I need to prove
$$\sum_{k=0}^n 2^{-k} = \frac{2^{n+1}-1}{2^n}$$
Now I am stuck somewhere in the middle of the proof. I need some help seeing the mistake/trick.
Inductionstart: $$\sum_{k=0}^0 2^{-k} = 1 =\frac{2^{1}-1}{2^0} = 1$$ Inductionrequirement: $$\exists n \in \Bbb{N}:\sum_{k=0}^n 2^{-k} = \frac{2^{n+1}-1}{2^n} $$ Inductionclaim: $$ A(n) \implies A(n+1) $$ $$ =\frac{2^{n+2}-1}{2^{n+1}}$$ Proof: $$\sum_{k=0}^{n+1} 2^{-k} = \sum_{k=0}^{n} 2^{-k} +2^{-k-1} =\frac{2^{n+1}-1}{2^n} + 2^{-n-1}$$ $$=\frac{2^{n+1}-1}{2^n} + \frac{2^{n}*2^{-n-1}}{2^n}$$ $$=\frac{2^{n+1}-1}{2^n} + \frac{2^{-1}}{2^n}$$ $$=\frac{2^{n+1}-1}{2^n} + \frac{2^n}{2}$$ Trying from here to get to the claim $$=\frac{2(2^{n+1}-1)}{2^{n+1}} + \frac{2^{2n}}{2^{n+1}}$$ $$=\frac{2^{n+2}-2 + 2^{2n}}{2^{n+1}}$$
From here I don't see getting to the claim.
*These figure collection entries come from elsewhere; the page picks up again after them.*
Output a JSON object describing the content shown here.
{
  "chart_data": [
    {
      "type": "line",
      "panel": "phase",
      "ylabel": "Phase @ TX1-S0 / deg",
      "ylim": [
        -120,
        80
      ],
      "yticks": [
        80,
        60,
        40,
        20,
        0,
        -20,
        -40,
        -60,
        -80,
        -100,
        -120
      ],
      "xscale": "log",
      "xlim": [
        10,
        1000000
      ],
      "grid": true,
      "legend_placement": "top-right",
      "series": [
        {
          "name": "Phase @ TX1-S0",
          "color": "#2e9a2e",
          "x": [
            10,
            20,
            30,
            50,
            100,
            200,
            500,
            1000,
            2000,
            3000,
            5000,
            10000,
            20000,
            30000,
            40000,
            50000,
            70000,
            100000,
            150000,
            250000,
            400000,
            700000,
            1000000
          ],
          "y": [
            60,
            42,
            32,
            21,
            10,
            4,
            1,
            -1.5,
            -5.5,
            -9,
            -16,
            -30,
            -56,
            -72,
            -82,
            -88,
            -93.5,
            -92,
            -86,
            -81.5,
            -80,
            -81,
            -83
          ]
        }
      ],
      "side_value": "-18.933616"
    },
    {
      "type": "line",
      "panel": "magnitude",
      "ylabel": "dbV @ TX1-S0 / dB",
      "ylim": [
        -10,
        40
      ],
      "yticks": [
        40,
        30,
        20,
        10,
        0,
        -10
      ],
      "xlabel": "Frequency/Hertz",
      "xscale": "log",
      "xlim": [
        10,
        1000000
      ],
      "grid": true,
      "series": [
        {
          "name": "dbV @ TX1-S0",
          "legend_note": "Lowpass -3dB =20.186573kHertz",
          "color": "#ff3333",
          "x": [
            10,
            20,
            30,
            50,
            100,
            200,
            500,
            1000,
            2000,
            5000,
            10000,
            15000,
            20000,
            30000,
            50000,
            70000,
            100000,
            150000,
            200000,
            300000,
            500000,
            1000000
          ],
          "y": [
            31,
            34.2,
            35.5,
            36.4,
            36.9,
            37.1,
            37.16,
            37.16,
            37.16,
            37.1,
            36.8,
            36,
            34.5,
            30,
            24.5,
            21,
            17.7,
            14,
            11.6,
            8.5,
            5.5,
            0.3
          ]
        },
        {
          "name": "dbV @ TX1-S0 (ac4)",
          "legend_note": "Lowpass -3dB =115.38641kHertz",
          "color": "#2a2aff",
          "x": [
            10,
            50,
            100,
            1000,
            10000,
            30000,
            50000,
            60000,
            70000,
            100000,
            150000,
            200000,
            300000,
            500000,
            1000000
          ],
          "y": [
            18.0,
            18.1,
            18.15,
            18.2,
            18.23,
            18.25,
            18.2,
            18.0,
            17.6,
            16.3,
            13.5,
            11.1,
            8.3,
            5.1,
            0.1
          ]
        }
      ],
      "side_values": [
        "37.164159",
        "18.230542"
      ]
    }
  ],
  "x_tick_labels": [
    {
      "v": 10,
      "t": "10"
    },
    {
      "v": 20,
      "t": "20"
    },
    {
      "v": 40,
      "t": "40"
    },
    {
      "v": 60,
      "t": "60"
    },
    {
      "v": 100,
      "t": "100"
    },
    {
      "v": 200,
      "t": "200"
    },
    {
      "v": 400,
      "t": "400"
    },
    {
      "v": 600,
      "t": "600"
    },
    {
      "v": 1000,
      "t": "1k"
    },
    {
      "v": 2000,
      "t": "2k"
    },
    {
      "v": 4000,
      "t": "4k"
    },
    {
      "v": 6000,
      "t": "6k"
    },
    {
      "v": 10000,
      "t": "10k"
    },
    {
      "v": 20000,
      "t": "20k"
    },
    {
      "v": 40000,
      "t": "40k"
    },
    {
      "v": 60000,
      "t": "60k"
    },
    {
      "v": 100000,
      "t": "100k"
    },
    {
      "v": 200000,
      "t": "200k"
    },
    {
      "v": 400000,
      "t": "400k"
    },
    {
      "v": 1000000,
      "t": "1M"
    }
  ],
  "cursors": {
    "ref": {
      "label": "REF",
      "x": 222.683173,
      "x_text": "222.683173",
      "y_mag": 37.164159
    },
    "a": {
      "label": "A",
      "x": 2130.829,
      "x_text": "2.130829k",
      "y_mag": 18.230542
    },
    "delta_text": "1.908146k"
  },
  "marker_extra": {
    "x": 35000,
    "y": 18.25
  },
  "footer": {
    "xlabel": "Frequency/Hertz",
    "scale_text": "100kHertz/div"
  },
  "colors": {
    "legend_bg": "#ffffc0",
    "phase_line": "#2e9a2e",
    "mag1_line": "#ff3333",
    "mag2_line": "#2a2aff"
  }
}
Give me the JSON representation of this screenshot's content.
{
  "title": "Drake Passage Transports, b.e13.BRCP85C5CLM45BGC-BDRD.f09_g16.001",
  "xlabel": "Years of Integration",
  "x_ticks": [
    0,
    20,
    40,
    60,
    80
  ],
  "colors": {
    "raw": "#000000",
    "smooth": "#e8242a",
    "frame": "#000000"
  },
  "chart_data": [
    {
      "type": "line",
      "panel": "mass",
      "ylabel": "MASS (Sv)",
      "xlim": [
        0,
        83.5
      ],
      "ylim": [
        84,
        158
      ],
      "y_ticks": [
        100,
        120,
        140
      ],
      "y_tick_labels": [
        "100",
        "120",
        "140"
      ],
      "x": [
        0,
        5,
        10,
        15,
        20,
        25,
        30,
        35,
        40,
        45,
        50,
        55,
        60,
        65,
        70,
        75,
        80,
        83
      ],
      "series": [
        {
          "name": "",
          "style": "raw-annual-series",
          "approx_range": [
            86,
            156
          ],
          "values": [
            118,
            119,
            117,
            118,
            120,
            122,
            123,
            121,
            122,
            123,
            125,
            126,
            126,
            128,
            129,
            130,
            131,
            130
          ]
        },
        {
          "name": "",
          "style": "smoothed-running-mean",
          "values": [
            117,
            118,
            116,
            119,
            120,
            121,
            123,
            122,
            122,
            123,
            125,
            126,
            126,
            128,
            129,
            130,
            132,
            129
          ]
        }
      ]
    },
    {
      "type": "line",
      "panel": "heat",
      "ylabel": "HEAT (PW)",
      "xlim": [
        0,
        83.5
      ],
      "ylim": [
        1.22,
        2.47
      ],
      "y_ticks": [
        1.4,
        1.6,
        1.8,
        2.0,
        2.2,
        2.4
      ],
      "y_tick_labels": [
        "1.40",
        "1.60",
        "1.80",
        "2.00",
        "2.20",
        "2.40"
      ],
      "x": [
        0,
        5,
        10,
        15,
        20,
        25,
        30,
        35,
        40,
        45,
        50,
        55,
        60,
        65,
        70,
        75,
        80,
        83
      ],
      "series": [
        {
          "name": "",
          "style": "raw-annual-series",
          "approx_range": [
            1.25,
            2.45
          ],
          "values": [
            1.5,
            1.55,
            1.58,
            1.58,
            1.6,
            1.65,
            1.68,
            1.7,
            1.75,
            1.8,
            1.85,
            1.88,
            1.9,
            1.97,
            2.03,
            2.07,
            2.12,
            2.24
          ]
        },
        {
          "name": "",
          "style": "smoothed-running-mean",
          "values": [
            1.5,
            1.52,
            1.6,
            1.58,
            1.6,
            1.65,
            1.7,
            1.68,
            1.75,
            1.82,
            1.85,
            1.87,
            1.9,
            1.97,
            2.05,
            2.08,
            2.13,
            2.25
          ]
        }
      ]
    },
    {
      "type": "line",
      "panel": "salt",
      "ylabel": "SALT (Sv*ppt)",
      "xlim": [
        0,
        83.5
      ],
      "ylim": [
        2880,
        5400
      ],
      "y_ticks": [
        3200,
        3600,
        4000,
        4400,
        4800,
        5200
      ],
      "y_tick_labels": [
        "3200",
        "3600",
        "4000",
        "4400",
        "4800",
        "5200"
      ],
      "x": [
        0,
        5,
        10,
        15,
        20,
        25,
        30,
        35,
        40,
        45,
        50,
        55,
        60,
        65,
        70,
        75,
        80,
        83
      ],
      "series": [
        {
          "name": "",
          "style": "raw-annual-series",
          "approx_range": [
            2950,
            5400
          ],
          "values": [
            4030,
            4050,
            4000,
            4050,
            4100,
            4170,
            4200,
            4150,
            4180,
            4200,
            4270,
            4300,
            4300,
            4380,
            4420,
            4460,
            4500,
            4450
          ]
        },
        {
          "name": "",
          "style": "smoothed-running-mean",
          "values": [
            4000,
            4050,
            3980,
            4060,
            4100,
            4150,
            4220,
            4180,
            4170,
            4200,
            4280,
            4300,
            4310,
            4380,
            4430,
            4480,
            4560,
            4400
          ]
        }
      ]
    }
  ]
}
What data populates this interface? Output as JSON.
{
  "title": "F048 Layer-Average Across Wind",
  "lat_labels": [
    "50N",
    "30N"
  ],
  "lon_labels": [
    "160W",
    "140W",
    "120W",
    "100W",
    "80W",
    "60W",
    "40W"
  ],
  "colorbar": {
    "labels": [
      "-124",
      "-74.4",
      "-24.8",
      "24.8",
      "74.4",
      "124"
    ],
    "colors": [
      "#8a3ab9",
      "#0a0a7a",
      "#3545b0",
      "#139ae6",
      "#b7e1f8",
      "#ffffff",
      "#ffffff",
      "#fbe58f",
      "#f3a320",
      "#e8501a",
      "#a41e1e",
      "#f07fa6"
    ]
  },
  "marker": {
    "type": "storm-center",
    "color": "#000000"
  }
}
There must be either something wrong in my steps or in my preparation, but I don't see it.
It happens that $\dfrac{2^{-1}}{2^n}$ is not the same thing as $\dfrac{2^n}2$. Correct that and the rest will follow.